Floor+fractional parts

$\begin{aligned} I & = \int_0^4 \{ x \} \lfloor x \rfloor \, dx \\ & = \sum_{k=0}^3 \int_k^{k+1} (x - k)k \, dx \\ & = \sum_{k=0}^3 \left[ \frac{kx^2}{2} - k^2x \right]_k^{k+1} \\ & = \sum_{k=0}^3 \left( \frac{k(2k+1)}{2} - k^2 \right) \\ & = \sum_{k=0}^3 \frac{k}{2} = \frac{1}{2} \sum_{k=1}^3 k = \frac {3 \cdot{} 4}{2 \cdot{} 2} = \boxed{3} \end{aligned}$

the integral above equals

$\displaystyle\int _{ 0 }^{ 4 }{ x\left\lfloor x \right\rfloor dx } -\displaystyle\int _{ 0 }^{ 4 }{ \left\lfloor x \right\rfloor ^{ 2 }dx }$ we break the first integral into multiple parts,namely,

$\displaystyle\int _{ 0 }^{ 1 }{ 0dx } +\displaystyle\int _{ 1 }^{ 2 }{ x } +\displaystyle\int _{ 2 }^{ 3 }{ 2xdx } +\displaystyle\int _{ 3 }^{ 4 }{ 3xdx }$

and the second integral is the sum of squares of the natural numbers from 0 to 3

making our answer $\boxed{3}$

This question becomes relatively straightforward if we consider the integration as the area under the graph.

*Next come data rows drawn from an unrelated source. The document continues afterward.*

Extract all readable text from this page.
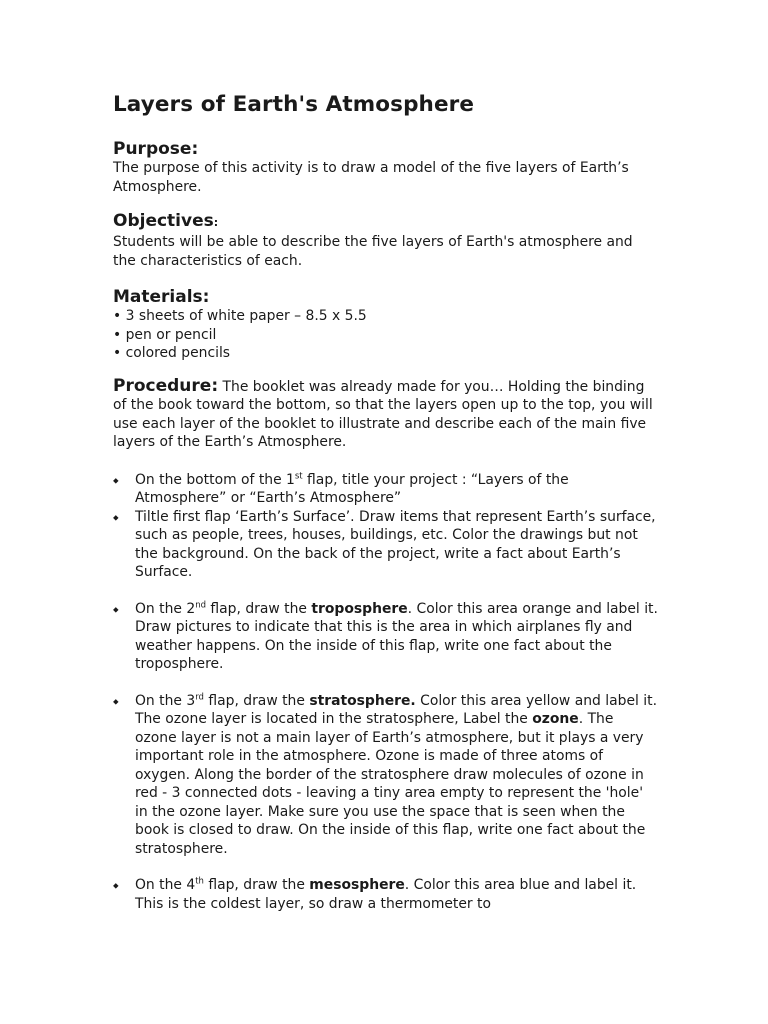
Layers of Earth's Atmosphere
Purpose:

The purpose of this activity is to draw a model of the five layers of Earth’s Atmosphere.

Objectives:

Students will be able to describe the five layers of Earth's atmosphere and the characteristics of each.

Materials:
• 3 sheets of white paper – 8.5 x 5.5
• pen or pencil
• colored pencils

Procedure: The booklet was already made for you… Holding the binding of the book toward the bottom, so that the layers open up to the top, you will use each layer of the booklet to illustrate and describe each of the main five layers of the Earth’s Atmosphere.

⬥ On the bottom of the 1st flap, title your project : “Layers of the Atmosphere” or “Earth’s Atmosphere”
⬥ Tiltle first flap ‘Earth’s Surface’. Draw items that represent Earth’s surface, such as people, trees, houses, buildings, etc. Color the drawings but not the background. On the back of the project, write a fact about Earth’s Surface.
⬥ On the 2nd flap, draw the troposphere. Color this area orange and label it. Draw pictures to indicate that this is the area in which airplanes fly and weather happens. On the inside of this flap, write one fact about the troposphere.
⬥ On the 3rd flap, draw the stratosphere. Color this area yellow and label it. The ozone layer is located in the stratosphere, Label the ozone. The ozone layer is not a main layer of Earth’s atmosphere, but it plays a very important role in the atmosphere. Ozone is made of three atoms of oxygen. Along the border of the stratosphere draw molecules of ozone in red - 3 connected dots - leaving a tiny area empty to represent the 'hole' in the ozone layer. Make sure you use the space that is seen when the book is closed to draw. On the inside of this flap, write one fact about the stratosphere.
⬥ On the 4th flap, draw the mesosphere. Color this area blue and label it. This is the coldest layer, so draw a thermometer to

The graph for $y= \{ x \}$ is like a sawtooth wave, and the graph for $y=\left\lfloor x \right\rfloor$ is like a staircase - multiplying these together gives a graph with the following shape: The integral is simply the area of the three triangles formed. $\int_0^4 \{ x \} \lfloor x \rfloor \, dx = \dfrac{1}{2}+1+\dfrac{3}{2}=\large \color{#20A900}{\boxed{3}}.$

Break them in the intervals of 1 unit and the floor function would reduce to integer and in 1 interval integration of fractional part is always 0.5 hence the answer is $( 1 + 2 + 3 ) × 0.5 = \boxed{3}$